The Sharing Economy: Slow and Amicable Destruction

I hope it is clear, but in case it isn’t, allow me to press the point that the current so-called “sharing economy” is exactly opposite to the political, ethical and aesthetic dispositions and social relations to which this blog site (and my work in general) is dedicated, in its focus on “a shared sense of things.” For the latter is precisely about something other than the attempt to completely monetize, economize, data-ize, rationalize, and capitalize, the spaces and experiences of rapport through which the social—as sense of the common—is created, shaped, shared and sustained between us. Such spaces and experiences of rapport are not part of any network. In fact, if a shared sense of things means anything, it does so to the extent that it seeks to affirm those things about life that remain un-networked—and perhaps even incapable of ever being “linked in.”
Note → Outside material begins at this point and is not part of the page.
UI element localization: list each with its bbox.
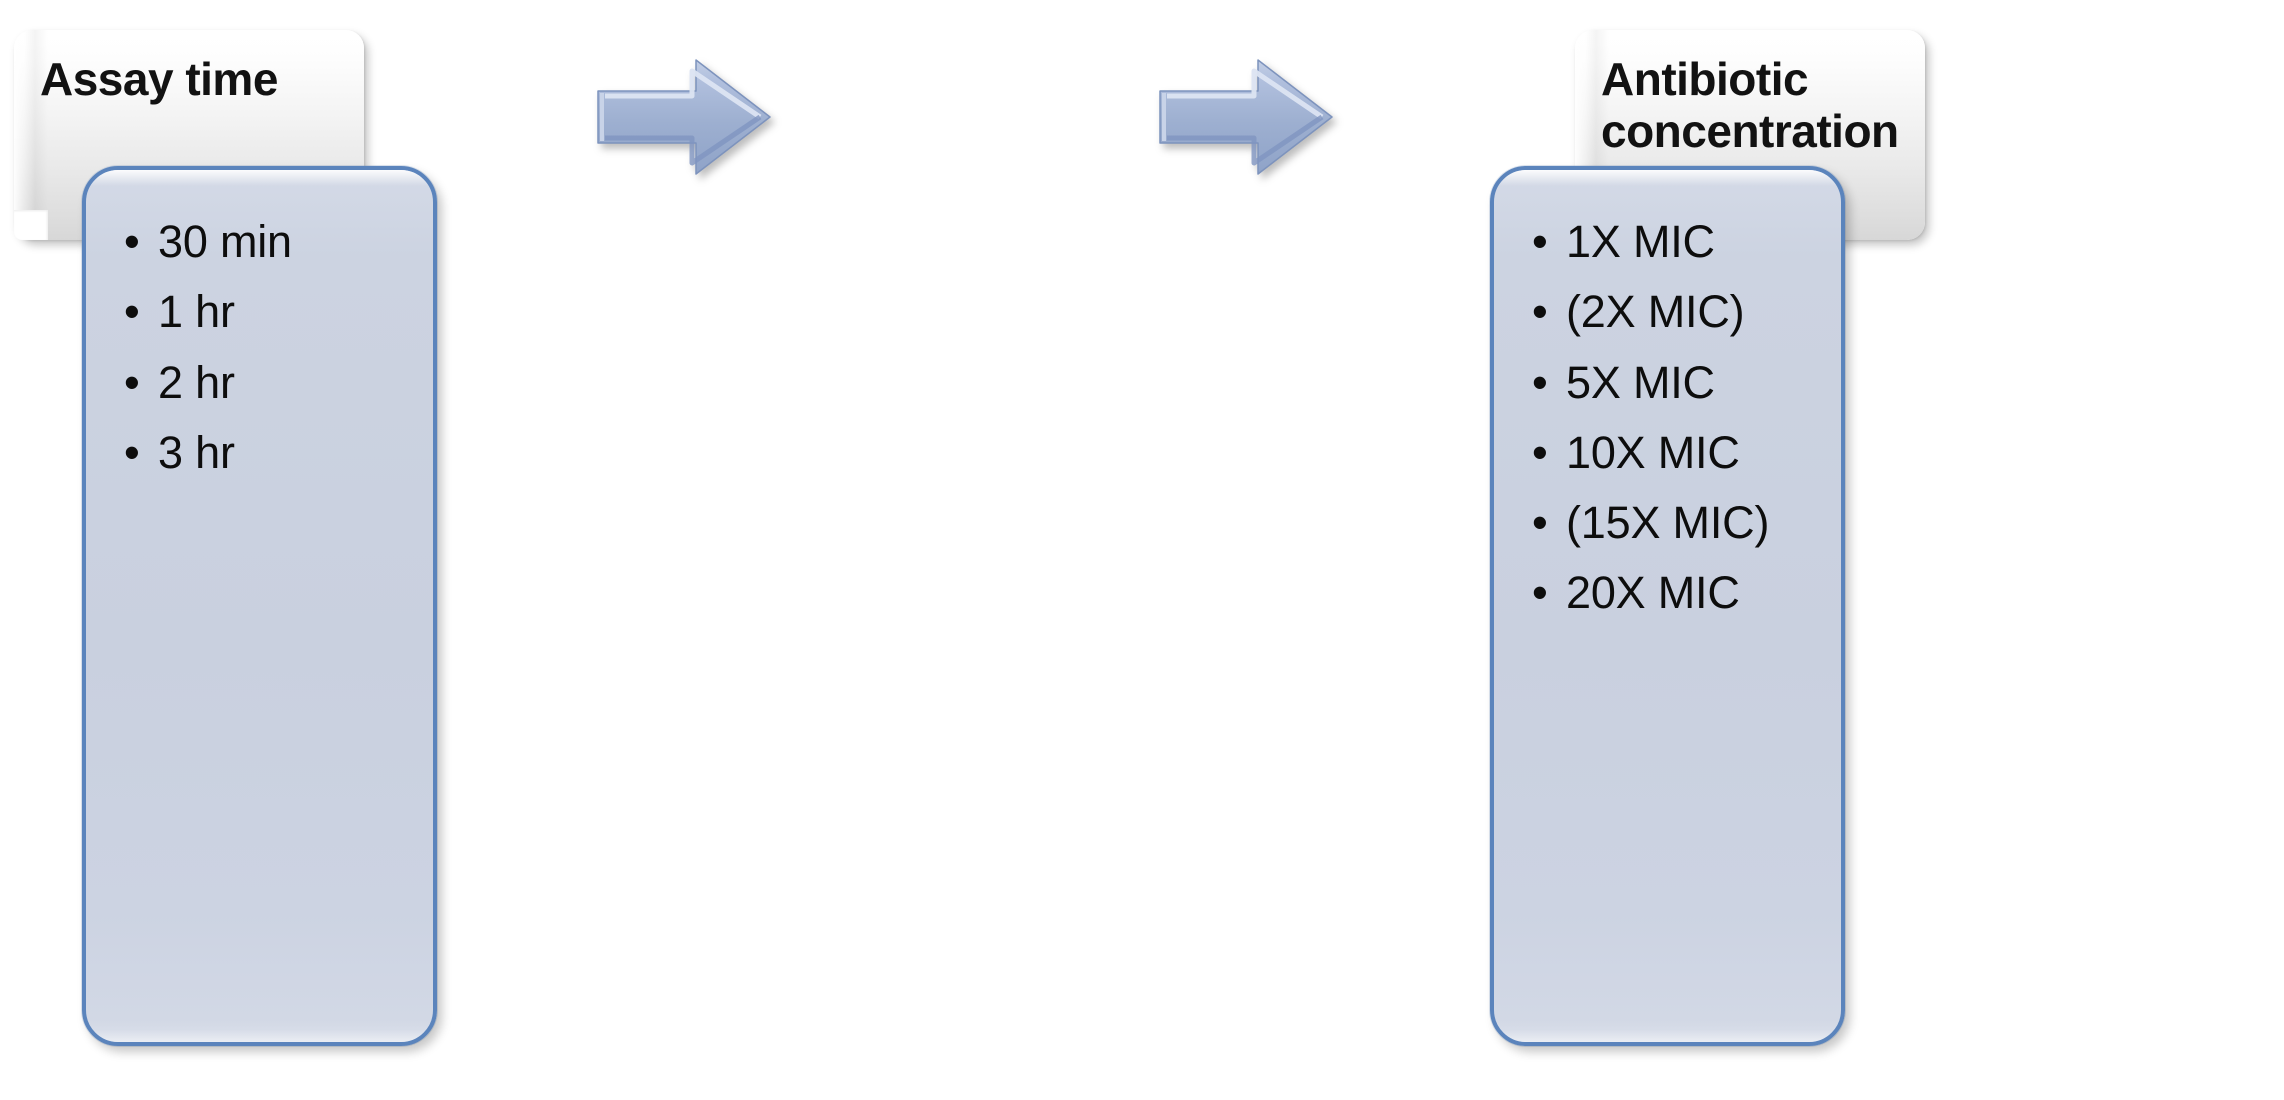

On the other hand, if you want to slowly and amicably destroy social relations, including, as Sherry Turkle has recently argued, that essential and vital experience of the social called “conversation,” then invent a social network and call it Facebook. Or, if you want to slowly and amicably destroy the sense of home, including an ethics of hospitality, then invent a rental economy and call it Airbnb. If your target is education, and you want to slowly and amicably destroy those moments of pedagogical insight that uniquely happen in the classroom and other spaces of intellectual discussion and debate, then invent massive online open courses and call them MOOCs. And if, within the economy of education, your target is that uppermost echelon known as academia, then invent an online network of entrepreneurial competition amongst PhDs and call it Academia.edu.

As we are well aware, this networking of everyone and everything (and every place) and hence every experience, has resulted in the amassing of an unprecedented amount of wealth by a very few people. For example, as Nicholas Lemann reports in his absolutely chilling New Yorker profile of Reid Hoffman (CEO of LinkedIn), Instagram sold to Facebook for a billion dollars in 2012 when it only had 13 employees. As we are also aware, most of these new social media companies generate little-to-no actual revenue. Their value at this point lies in the extent of the networks that they create. To the extent that we create profiles on these sites, sign-in and post content, is the extent to which we feed this market and generate this value for them. But we must also realize that precisely to the extent that we are increasingly networked is the extent to which we are increasingly starved of  a shared sense of things. Slowly and amicably.